“Lebih Baik Banjir Air Masih Aman, Daripada Banjir Korupsi Utang Luar Negeri”
Oleh: M. Rizal Fadillah, (*)
Lapan6online.com : ADA video aksi emak-emak entah dimana yang pasti di Jakarta karena tema spanduk atau tulisan serta ungkapannya menggambarkan pembelaan kepada Gubernur Anies Baswedan.
Diantaranya tertulis dan dibacakannya adalah “Lebih Baik Anies daripada Presiden Hasil Sindikat” lalu “Tangkap Bandit Bandit Istana Yg Terlibat Jiwasraya Daripada Ngurusin Anies” dan lainnya.
Yang menarik ada dua tulisan yaitu “Yang Urgent Dilengserin Bukan Gubernur Tetapi Presiden Loe” dan “Loe Lengserin Anies Kita Lengserin Presiden Loe”.
Ada rasa bagian dari anak bangsa yang tidak merasa “memiliki” Presiden yang ada sehingga harus dengan menyebut “Presiden Loe”.
Emak-emak “militan” menjadi fenomena menarik sejak saat Pilpres dan aksi-aksi pasca Pilpres.
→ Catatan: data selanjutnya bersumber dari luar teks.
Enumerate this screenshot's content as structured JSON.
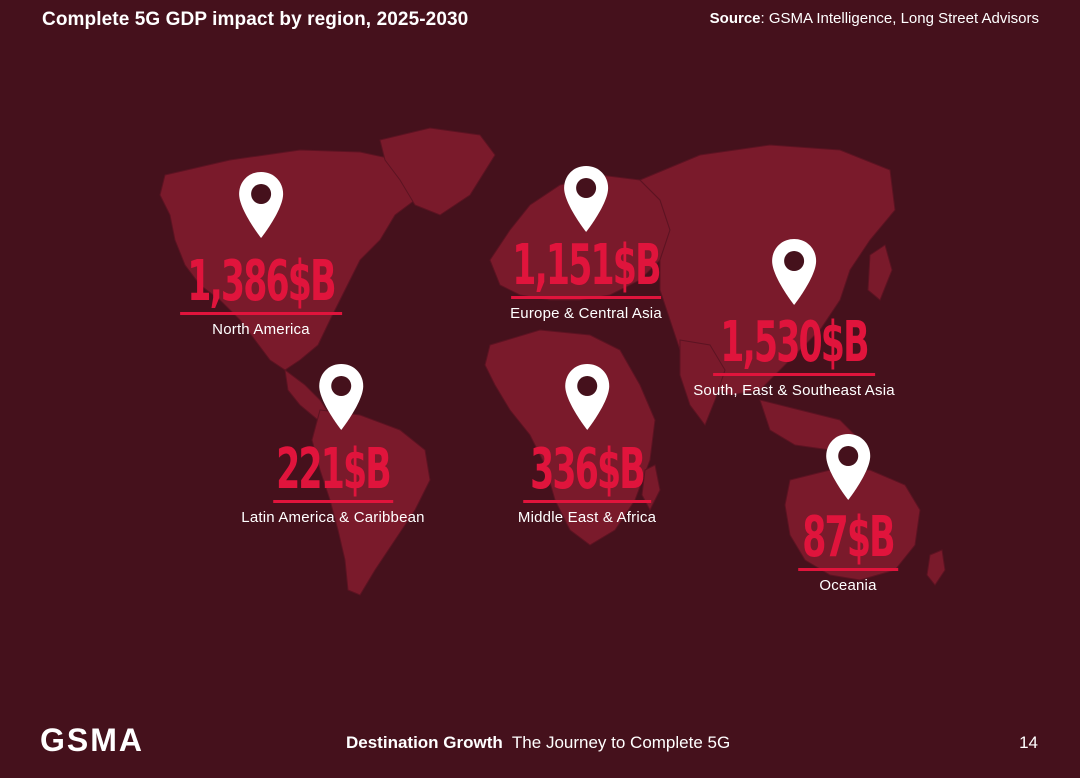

Sebenarnya sejak Aksi 212 pun telah muncul komunitas barisan emak-emak militan tersebut. Cair tanpa organisasi.
Militansinya ditunjukkan dengan berbicara apa adanya dan berani. Seperti kasus di atas yang menyatakan bahwa Presiden yang sekarang bukan Presiden “kita” tapi Presiden “Loe”.
Baru saat kepemimpinan Presiden Jokowi muncul garis tebal demarkasi seperi ini. Mungkin karena ada indikasi kecurangan dari kedudukan yang didapatnya sehingga “sense of belonging” menyeluruh menjadi tidak terbentuk. Atau karena kualifikasi dalam praktek memimpin pemerintahan yang tidak mumpuni sehingga emak emak itu enggan untuk mengakui Jokowi sebagai Presiden.
Presiden Loe bukan Presiden kita. Buat emak-emak itu mungkin Anies-lah Gubernur yang “rasa” Presiden. Penyerangan kubu si “Loe” terhadap Anies dianggap sebagai berlebihan akibatnya emak-emak itu mereaksi. Ya ke sana-sini sampai urusan korupsi atau utang luar negeri seperti tulisan “Lebih Baik Banjir Air Masih Aman, Daripada Banjir Korupsi Utang Luar Negeri”.
Menjadi pelajaran berharga bagi siapapun yang menjadi Presiden agar dapat kiranya untuk melakukan sosialisasi diri atau internalisasi yang bisa menumbuhkan rasa kebersamaan dengan rakyatnya. Apalagi menghadapi tantangan berat musibah apakah banjir atau wabah.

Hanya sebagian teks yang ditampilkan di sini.